Comment 33 Len Brown 2007-12-14 21:56:37 UTC
> The bug occurs only if I run KDE with kpowersave.

Oh goody, I wonder what kpowersave is doing...

Akkana, are you running kpowersave also?

johfel,
can you provide the info in comment #22 but for your system?
Comment 34 johfel 2007-12-15 05:28:57 UTC
For me the 100%-usage-kacpid-problem seems disappeared: I can't reproduce it anymore (with 2.6.23-rc3, -rc6 and 2.6.23.8). 
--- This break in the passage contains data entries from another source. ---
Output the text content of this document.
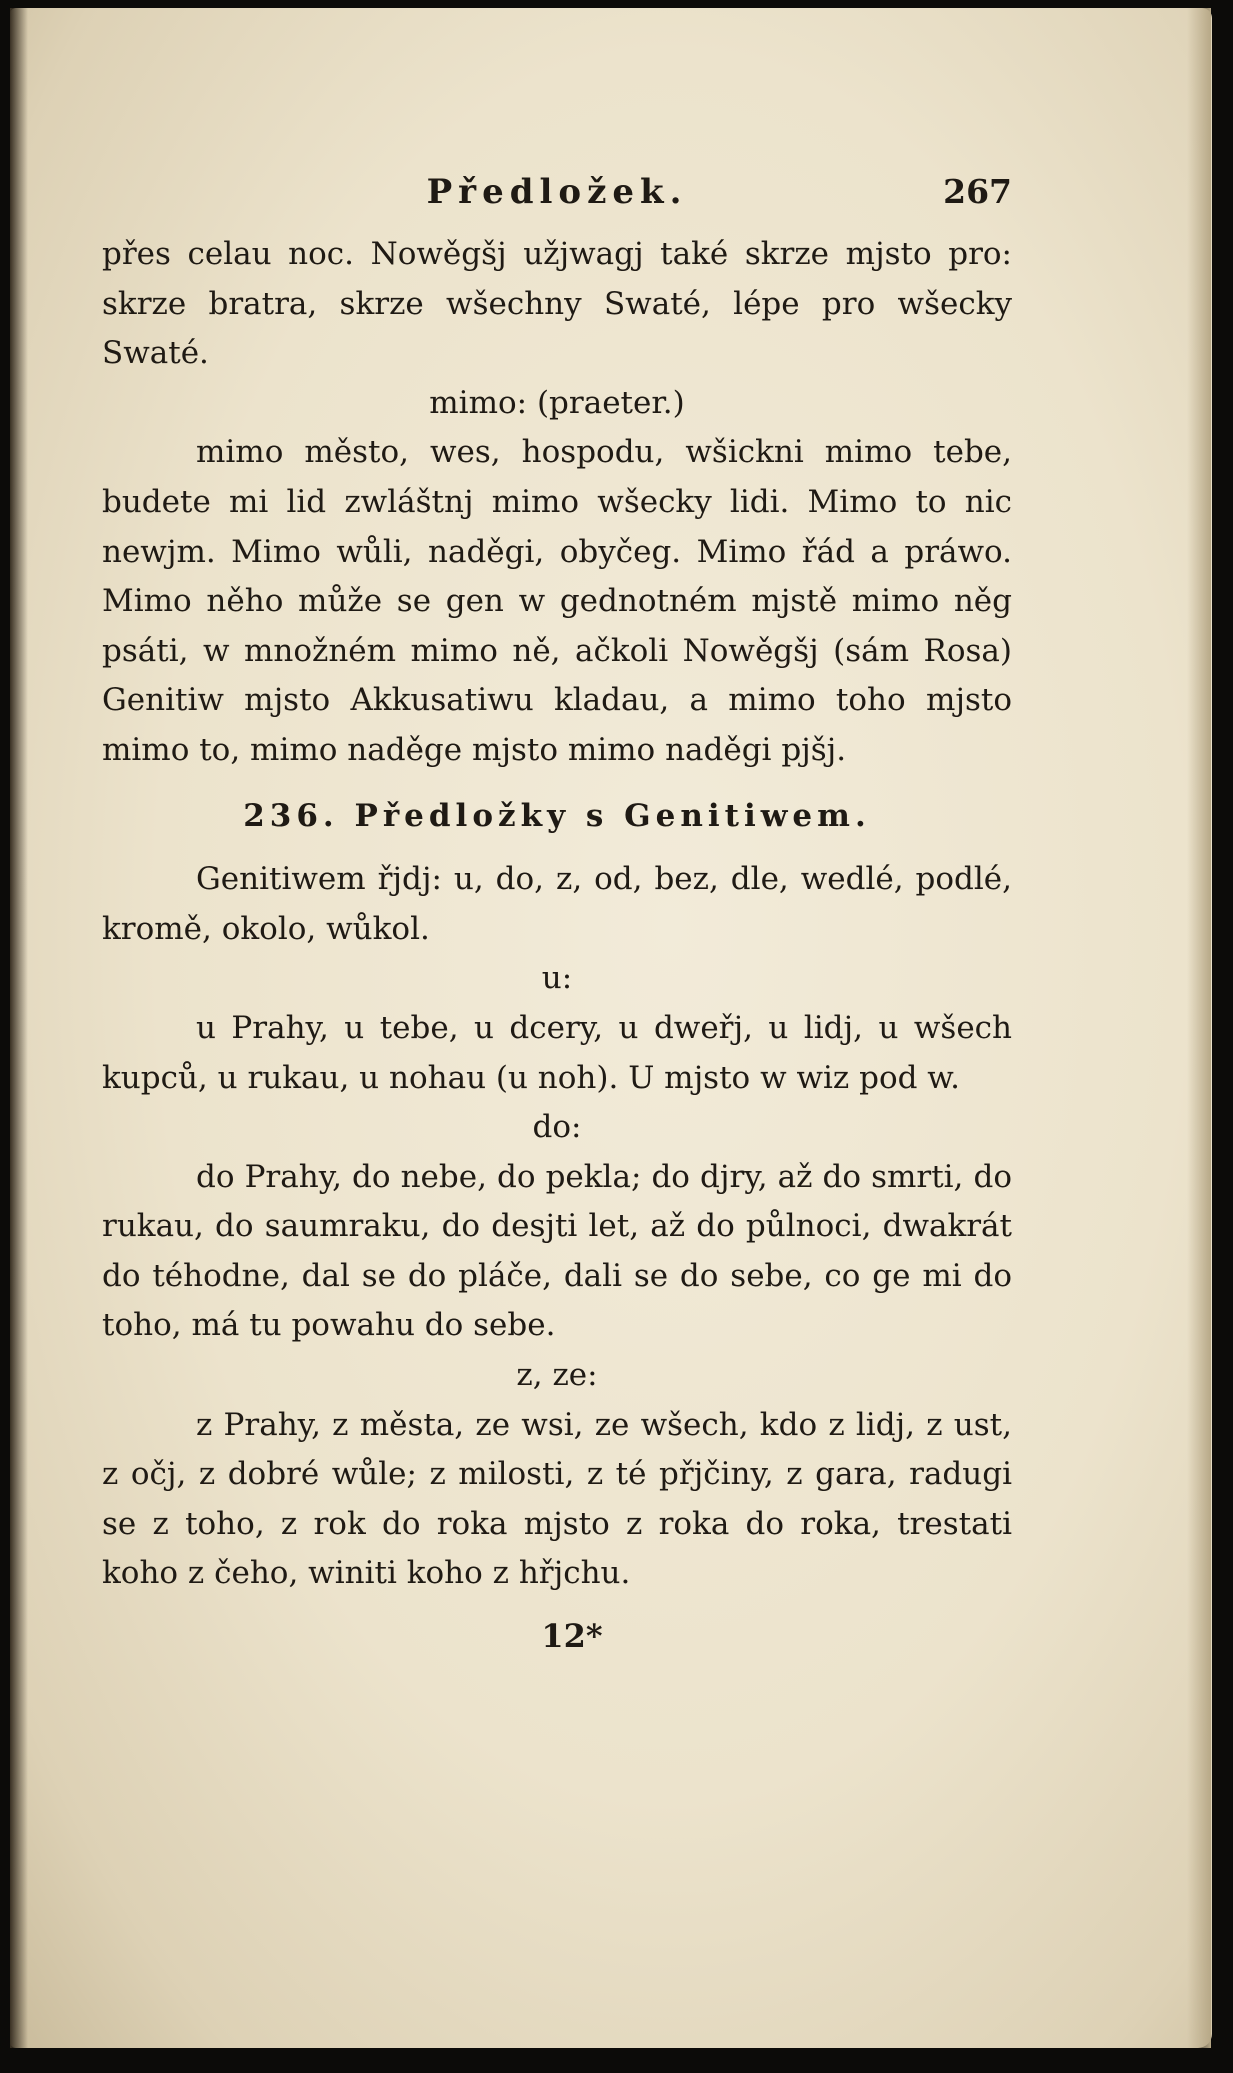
Předložek.	267

přes celau noc. Nowěgšj užjwagj také skrze mjsto pro: skrze bratra, skrze wšechny Swaté, lépe pro wšecky Swaté.

mimo: (praeter.)

mimo město, wes, hospodu, wšickni mimo tebe, budete mi lid zwláštnj mimo wšecky lidi. Mimo to nic newjm. Mimo wůli, naděgi, obyčeg. Mimo řád a práwo. Mimo něho může se gen w gednotném mjstě mimo něg psáti, w množném mimo ně, ačkoli Nowěgšj (sám Rosa) Genitiw mjsto Akkusatiwu kladau, a mimo toho mjsto mimo to, mimo naděge mjsto mimo naděgi pjšj.

236. Předložky s Genitiwem.

Genitiwem řjdj: u, do, z, od, bez, dle, wedlé, podlé, kromě, okolo, wůkol.

u:

u Prahy, u tebe, u dcery, u dweřj, u lidj, u wšech kupců, u rukau, u nohau (u noh). U mjsto w wiz pod w.

do:

do Prahy, do nebe, do pekla; do djry, až do smrti, do rukau, do saumraku, do desjti let, až do půlnoci, dwakrát do téhodne, dal se do pláče, dali se do sebe, co ge mi do toho, má tu powahu do sebe.

z, ze:

z Prahy, z města, ze wsi, ze wšech, kdo z lidj, z ust, z očj, z dobré wůle; z milosti, z té přjčiny, z gara, radugi se z toho, z rok do roka mjsto z roka do roka, trestati koho z čeho, winiti koho z hřjchu.

12*
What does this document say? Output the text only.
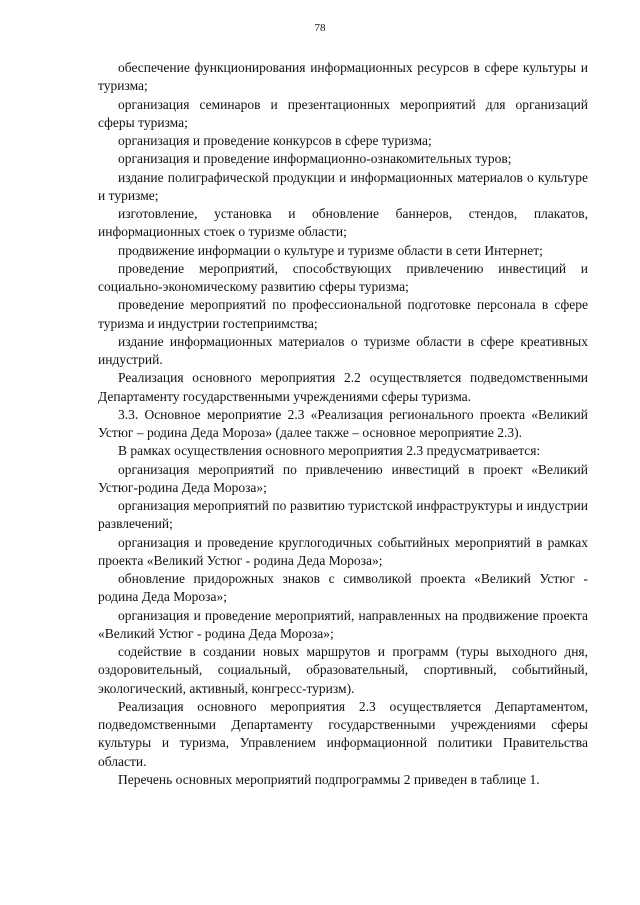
78

обеспечение функционирования информационных ресурсов в сфере культуры и туризма;

организация семинаров и презентационных мероприятий для организаций сферы туризма;

организация и проведение конкурсов в сфере туризма;

организация и проведение информационно-ознакомительных туров;

издание полиграфической продукции и информационных материалов о культуре и туризме;

изготовление, установка и обновление баннеров, стендов, плакатов, информационных стоек о туризме области;

продвижение информации о культуре и туризме области в сети Интернет;

проведение мероприятий, способствующих привлечению инвестиций и социально-экономическому развитию сферы туризма;

проведение мероприятий по профессиональной подготовке персонала в сфере туризма и индустрии гостеприимства;

издание информационных материалов о туризме области в сфере креативных индустрий.

Реализация основного мероприятия 2.2 осуществляется подведомственными Департаменту государственными учреждениями сферы туризма.

3.3. Основное мероприятие 2.3 «Реализация регионального проекта «Великий Устюг – родина Деда Мороза» (далее также – основное мероприятие 2.3).

В рамках осуществления основного мероприятия 2.3 предусматривается:

организация мероприятий по привлечению инвестиций в проект «Великий Устюг-родина Деда Мороза»;

организация мероприятий по развитию туристской инфраструктуры и индустрии развлечений;

организация и проведение круглогодичных событийных мероприятий в рамках проекта «Великий Устюг - родина Деда Мороза»;

обновление придорожных знаков с символикой проекта «Великий Устюг - родина Деда Мороза»;

организация и проведение мероприятий, направленных на продвижение проекта «Великий Устюг - родина Деда Мороза»;

содействие в создании новых маршрутов и программ (туры выходного дня, оздоровительный, социальный, образовательный, спортивный, событийный, экологический, активный, конгресс-туризм).

Реализация основного мероприятия 2.3 осуществляется Департаментом, подведомственными Департаменту государственными учреждениями сферы культуры и туризма, Управлением информационной политики Правительства области.

Перечень основных мероприятий подпрограммы 2 приведен в таблице 1.
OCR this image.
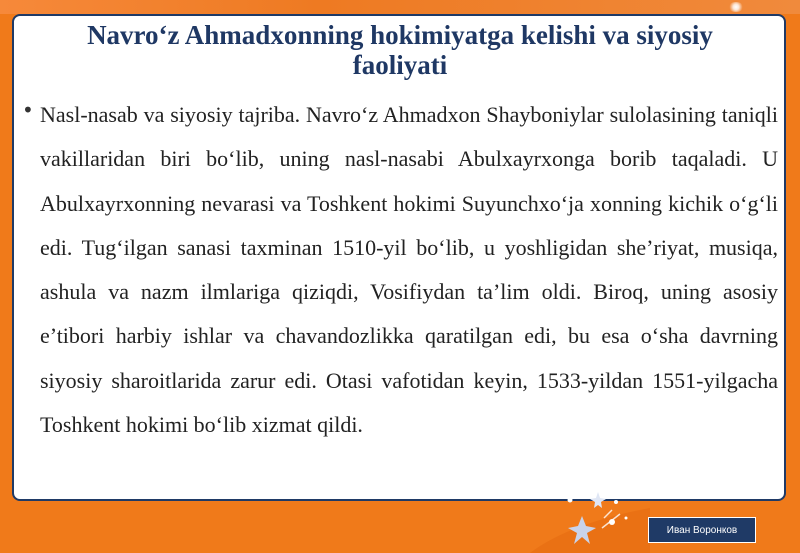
Navro‘z Ahmadxonning hokimiyatga kelishi va siyosiy faoliyati
• Nasl-nasab va siyosiy tajriba. Navro‘z Ahmadxon Shayboniylar sulolasining taniqli vakillaridan biri bo‘lib, uning nasl-nasabi Abulxayrxonga borib taqaladi. U Abulxayrxonning nevarasi va Toshkent hokimi Suyunchxo‘ja xonning kichik o‘g‘li edi. Tug‘ilgan sanasi taxminan 1510-yil bo‘lib, u yoshligidan she’riyat, musiqa, ashula va nazm ilmlariga qiziqdi, Vosifiydan ta’lim oldi. Biroq, uning asosiy e’tibori harbiy ishlar va chavandozlikka qaratilgan edi, bu esa o‘sha davrning siyosiy sharoitlarida zarur edi. Otasi vafotidan keyin, 1533-yildan 1551-yilgacha Toshkent hokimi bo‘lib xizmat qildi.

Иван Воронков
I made some system upgrades (I'm using debian sid) and changed some little things on my kernel config (but not direct acpi related). I sadly lost the original kernel config in which the problem occurs. I tried the version of kpowersave again, in which the problem occured, but now everything seems normal. The whole thing is very strange.

Here ist for 2.6.23-rc3:
# cat /proc/acpi/thermal_zone/THRM/*
0 - Active; 1 - Passive
<polling disabled>
state:                   ok
temperature:             52 C
critical (S5):           105 C
passive:                 95 C: tc1=4 tc2=3 tsp=100 devices=CPU0
active[0]:               60 C: devices= FAN
Comment 35 Akkana Peck 2007-12-15 11:31:18 UTC
I don't know what happened that one time (I wonder if I wasn't running the kernel I thought I was?) but I haven't seen the problem again on 2.6.23.1, .23.8 or .24-pre.

I wasn't running kpowersave, but maybe that makes it worse somehow.
Comment 36 Len Brown 2008-01-13 23:48:14 UTC
okay, this failure seems to be vanishing.
if somebody can reproduce it with recent software
often enough that we can debug it, please re-open this report.
Comment 37 Jithin Emmanuel 2008-03-04 21:42:04 UTC
I use ubuntu 2.6.22-14. I have this problem kacpid is eating 70+% of my cpu.

When i try to run cat /proc/acpi/thermal_zone/THRM/*
cat: /proc/acpi/thermal_zone/THRM/*: No such file or directory
Comment 38 ykzhao 2008-03-04 23:12:47 UTC
Hi, Jithin
    Your laptop has the different problem. 
    Please open a new bug and attach the output of dmesg, acpidump.
    thanks.